Abstract

Background/objectivesWe sought to determine whether exclusion of infection and antibiotic stewardship with the infection biomarker procalcitonin improves outcomes in congestive heart failure (CHF) patients presenting to emergency departments with respiratory symptoms and suspicion of respiratory infection. MethodsWe performed a secondary analysis of patients with a past medical history of CHF formerly included in a Swiss multicenter randomized-controlled trial. The trial compared antibiotic stewardship according to a procalcitonin algorithm or state-of-the-art guidelines (controls). The primary endpoint was a 30-day adverse outcome (death, intensive care unit admission); the secondary endpoints included a 30-day antibiotic exposure.

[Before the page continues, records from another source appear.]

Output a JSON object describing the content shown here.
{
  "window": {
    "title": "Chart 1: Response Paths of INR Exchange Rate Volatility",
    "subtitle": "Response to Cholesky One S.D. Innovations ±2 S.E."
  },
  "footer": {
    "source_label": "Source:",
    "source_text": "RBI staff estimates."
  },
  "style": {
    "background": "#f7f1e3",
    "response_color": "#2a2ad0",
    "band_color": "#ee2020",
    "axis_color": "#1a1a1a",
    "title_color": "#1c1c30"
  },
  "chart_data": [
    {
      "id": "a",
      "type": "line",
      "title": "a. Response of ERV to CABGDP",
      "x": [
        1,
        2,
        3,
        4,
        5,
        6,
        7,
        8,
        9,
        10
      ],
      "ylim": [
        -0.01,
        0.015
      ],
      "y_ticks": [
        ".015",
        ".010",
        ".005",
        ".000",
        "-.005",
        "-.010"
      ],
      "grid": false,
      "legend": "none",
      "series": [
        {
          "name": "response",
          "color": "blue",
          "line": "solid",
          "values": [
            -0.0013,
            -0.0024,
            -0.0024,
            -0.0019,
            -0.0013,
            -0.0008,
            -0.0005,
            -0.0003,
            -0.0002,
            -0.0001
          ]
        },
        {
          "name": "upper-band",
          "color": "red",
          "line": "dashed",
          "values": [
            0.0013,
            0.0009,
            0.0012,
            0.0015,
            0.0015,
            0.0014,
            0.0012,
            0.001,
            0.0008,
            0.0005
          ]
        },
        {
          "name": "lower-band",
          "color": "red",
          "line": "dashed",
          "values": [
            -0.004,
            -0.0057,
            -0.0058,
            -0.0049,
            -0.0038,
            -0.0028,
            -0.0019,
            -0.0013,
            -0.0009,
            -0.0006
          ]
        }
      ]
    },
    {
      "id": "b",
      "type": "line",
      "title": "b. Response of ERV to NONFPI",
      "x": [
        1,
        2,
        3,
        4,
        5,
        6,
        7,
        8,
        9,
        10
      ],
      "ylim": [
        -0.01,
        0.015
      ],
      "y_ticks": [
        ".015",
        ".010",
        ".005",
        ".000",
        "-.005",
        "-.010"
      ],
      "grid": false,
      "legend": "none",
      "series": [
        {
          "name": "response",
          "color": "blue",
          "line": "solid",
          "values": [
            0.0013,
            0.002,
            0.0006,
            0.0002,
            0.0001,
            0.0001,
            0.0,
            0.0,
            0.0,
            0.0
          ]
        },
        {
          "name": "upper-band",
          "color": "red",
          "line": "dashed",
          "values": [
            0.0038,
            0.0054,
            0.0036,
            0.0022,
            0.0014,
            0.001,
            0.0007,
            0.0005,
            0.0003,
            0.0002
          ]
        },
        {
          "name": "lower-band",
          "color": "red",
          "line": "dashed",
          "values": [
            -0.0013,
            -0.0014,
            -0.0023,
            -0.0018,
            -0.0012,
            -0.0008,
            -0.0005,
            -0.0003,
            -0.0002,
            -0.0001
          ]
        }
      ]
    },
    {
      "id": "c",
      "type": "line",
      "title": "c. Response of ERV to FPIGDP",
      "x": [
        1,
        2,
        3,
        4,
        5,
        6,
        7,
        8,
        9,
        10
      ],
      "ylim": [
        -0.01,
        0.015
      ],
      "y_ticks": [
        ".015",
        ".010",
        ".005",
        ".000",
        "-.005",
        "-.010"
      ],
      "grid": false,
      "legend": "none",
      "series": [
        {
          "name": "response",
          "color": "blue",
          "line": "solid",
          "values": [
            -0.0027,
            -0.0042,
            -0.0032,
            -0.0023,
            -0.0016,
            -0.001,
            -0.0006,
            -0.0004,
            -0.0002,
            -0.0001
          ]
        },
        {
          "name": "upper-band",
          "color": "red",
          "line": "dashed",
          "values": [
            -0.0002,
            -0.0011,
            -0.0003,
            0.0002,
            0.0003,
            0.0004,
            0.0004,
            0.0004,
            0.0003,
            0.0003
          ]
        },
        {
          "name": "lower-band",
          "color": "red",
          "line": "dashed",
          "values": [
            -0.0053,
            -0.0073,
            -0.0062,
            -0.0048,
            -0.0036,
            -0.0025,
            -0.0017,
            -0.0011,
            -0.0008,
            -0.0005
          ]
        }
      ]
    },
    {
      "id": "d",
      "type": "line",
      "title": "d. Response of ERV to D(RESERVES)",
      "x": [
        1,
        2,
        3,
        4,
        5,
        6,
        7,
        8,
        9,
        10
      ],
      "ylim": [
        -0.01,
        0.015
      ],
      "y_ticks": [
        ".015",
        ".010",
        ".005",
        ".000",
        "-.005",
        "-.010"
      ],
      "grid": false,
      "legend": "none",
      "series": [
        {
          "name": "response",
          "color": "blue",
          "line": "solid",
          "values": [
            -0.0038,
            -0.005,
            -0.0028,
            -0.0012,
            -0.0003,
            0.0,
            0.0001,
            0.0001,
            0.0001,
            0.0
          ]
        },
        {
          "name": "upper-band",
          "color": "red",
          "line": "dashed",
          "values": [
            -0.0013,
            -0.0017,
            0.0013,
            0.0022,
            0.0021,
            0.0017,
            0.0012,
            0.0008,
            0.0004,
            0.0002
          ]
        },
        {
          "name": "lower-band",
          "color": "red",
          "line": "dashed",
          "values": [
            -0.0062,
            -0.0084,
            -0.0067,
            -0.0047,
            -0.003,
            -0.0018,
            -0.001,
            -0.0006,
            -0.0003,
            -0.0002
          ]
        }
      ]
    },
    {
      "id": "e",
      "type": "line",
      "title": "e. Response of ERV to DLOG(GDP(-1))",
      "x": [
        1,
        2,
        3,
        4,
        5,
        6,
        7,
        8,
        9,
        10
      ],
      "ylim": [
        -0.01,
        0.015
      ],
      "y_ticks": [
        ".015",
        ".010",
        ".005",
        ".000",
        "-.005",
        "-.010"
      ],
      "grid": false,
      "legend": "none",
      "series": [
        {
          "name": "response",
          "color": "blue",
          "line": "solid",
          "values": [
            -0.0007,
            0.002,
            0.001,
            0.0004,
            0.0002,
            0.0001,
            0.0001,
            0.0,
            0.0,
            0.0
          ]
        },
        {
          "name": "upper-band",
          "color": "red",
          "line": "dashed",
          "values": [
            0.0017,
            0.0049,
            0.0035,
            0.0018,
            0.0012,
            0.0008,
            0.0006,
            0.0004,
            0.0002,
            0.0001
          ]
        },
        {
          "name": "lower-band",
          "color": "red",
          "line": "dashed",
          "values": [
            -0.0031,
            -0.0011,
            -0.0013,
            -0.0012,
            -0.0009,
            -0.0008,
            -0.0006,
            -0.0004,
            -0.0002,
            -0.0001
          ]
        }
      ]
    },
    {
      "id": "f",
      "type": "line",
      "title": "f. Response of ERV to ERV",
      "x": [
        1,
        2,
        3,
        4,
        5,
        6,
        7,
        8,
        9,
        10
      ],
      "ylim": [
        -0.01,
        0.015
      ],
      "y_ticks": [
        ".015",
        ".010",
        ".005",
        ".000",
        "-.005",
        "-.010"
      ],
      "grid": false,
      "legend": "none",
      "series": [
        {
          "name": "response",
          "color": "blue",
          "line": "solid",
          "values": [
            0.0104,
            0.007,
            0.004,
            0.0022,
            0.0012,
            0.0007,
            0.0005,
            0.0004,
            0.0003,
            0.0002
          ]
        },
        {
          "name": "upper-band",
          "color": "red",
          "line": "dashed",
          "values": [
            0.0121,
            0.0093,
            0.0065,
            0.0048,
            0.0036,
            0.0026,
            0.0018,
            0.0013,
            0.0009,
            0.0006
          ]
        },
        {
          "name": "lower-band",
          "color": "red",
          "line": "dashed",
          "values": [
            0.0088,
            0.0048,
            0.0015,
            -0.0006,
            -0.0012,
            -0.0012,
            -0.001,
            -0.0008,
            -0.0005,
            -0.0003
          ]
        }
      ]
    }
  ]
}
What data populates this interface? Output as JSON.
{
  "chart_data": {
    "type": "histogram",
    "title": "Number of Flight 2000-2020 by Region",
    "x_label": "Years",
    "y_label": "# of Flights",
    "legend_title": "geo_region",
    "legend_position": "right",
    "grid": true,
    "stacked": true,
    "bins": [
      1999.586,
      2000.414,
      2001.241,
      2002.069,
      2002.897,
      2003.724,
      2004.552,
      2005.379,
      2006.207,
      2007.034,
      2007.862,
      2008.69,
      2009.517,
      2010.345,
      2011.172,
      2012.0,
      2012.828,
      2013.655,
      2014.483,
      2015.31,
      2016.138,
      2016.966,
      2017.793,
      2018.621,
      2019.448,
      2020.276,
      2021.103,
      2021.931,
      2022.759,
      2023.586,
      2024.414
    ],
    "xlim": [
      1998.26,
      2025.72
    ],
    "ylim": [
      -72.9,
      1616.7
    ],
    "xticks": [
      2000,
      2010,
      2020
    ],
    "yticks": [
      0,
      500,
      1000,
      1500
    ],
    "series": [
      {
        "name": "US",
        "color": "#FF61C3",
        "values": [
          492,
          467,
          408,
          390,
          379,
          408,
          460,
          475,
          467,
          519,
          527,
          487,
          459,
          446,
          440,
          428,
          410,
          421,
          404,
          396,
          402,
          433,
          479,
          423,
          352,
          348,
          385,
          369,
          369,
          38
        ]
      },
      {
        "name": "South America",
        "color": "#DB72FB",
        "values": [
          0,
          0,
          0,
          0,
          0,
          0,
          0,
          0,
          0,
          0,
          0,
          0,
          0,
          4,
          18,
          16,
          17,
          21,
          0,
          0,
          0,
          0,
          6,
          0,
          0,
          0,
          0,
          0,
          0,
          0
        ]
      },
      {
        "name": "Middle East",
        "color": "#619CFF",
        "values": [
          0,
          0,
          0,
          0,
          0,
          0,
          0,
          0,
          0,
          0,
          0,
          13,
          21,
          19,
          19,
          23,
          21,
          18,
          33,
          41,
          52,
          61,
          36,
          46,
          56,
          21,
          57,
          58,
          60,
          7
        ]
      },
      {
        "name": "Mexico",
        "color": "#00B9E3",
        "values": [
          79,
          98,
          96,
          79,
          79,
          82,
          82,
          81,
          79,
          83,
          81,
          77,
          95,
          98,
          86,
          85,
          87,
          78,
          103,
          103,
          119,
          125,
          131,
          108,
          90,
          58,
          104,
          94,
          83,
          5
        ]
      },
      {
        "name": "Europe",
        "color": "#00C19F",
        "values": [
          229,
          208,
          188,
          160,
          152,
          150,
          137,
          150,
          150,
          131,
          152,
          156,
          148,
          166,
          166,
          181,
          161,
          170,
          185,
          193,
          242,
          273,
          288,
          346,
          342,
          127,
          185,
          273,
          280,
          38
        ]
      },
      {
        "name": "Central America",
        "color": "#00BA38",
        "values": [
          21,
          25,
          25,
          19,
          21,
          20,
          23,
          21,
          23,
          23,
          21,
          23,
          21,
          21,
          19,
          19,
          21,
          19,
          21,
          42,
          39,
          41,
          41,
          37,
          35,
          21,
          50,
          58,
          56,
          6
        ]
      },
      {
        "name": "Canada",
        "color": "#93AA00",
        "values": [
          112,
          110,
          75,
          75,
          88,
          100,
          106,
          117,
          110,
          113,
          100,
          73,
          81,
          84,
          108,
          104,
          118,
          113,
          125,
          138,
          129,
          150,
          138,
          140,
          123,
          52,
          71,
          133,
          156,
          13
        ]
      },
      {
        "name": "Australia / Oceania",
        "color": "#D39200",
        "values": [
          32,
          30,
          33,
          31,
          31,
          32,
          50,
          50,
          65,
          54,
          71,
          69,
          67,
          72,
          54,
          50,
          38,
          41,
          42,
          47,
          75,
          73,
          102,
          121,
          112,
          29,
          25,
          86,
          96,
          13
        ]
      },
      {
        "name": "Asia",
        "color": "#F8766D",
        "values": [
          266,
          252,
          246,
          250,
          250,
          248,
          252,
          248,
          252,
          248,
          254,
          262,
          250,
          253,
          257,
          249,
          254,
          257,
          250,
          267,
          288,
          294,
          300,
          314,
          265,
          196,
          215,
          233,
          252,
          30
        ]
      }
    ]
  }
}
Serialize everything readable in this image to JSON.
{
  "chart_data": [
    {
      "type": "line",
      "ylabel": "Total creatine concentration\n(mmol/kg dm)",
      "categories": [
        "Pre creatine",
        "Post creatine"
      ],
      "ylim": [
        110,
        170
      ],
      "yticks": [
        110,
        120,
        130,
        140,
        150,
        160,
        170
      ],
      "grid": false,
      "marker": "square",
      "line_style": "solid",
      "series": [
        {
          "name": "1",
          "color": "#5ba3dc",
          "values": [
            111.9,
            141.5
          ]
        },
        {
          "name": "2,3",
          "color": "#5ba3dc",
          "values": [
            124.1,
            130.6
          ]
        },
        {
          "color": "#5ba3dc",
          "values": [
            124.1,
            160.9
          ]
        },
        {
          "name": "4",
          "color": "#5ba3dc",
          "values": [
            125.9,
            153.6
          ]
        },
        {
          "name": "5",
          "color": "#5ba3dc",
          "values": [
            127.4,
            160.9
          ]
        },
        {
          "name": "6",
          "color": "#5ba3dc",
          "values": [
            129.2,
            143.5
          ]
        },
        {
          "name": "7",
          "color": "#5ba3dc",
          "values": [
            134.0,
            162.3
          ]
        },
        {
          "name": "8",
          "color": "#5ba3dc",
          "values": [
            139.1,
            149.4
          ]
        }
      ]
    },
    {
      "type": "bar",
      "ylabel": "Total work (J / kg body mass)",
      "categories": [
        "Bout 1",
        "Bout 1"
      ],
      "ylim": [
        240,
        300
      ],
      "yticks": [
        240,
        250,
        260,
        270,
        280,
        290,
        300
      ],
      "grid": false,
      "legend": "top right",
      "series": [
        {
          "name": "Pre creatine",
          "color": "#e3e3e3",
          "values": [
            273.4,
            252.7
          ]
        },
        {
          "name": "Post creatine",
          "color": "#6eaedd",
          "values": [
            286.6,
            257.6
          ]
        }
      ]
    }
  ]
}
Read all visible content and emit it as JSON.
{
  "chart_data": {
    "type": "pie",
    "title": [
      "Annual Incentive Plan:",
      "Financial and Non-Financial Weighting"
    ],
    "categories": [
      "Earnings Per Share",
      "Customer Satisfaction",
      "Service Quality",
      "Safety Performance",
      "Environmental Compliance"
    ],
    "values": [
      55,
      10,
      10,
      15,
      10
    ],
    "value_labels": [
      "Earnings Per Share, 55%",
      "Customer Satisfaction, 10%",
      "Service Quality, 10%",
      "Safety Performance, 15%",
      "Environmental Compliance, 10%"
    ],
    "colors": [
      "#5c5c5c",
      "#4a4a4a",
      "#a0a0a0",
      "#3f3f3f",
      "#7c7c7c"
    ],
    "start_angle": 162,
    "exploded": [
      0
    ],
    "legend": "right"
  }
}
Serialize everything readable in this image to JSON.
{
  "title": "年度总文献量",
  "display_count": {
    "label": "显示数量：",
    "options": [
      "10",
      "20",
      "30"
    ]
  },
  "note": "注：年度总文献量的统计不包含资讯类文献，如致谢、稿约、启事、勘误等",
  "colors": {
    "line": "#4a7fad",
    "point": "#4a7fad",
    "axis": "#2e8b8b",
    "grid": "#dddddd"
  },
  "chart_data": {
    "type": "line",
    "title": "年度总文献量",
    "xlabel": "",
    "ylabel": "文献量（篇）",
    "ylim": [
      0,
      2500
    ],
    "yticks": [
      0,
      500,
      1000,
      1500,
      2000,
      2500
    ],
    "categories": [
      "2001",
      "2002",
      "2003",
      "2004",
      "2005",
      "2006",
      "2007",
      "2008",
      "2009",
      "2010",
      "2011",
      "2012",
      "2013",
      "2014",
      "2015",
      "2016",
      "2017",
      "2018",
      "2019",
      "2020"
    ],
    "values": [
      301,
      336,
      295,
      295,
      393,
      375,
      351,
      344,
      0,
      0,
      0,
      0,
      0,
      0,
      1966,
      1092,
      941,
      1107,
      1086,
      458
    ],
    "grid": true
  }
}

ResultsIn the 110/233 analyzed patients (47.2%) with low initial procalcitonin (<0.25μg/L), suggesting the absence of systemic bacterial infection, those randomized to procalcitonin guidance (n=50) had a significantly lower adverse outcome rate compared to controls (n=60): 4% vs. 20% (absolute difference −16.0%, 95% confidence interval (CI) −28.4% to −3.6%, P=0.01), and significantly reduced antibiotic exposure [days] (mean 3.7±4.0 vs. 6.5±4.4, difference −2.8 [95% CI, −4.4 to −1.2], P<0.01). When initial procalcitonin was ≥0.25μg/L, procalcitonin-guided patients had significantly reduced antibiotic exposure due to early stop of therapy without any difference in adverse outcomes (25.8% vs. 24.6%, difference [95% CI] 1.2% [−14.5% to 16.9%, P=0.88]). ConclusionsCHF patients presenting to the emergency department with respiratory symptoms and suspicion for respiratory infection had decreased antibiotic exposure and improved outcomes when procalcitonin measurement was used to exclude bacterial infection and guide antibiotic treatment. These data provide further evidence for the potential harmful effects of antibiotic / fluid treatment when used instead of diuretics and heart failure medication in clinically symptomatic CHF patients without underlying infection.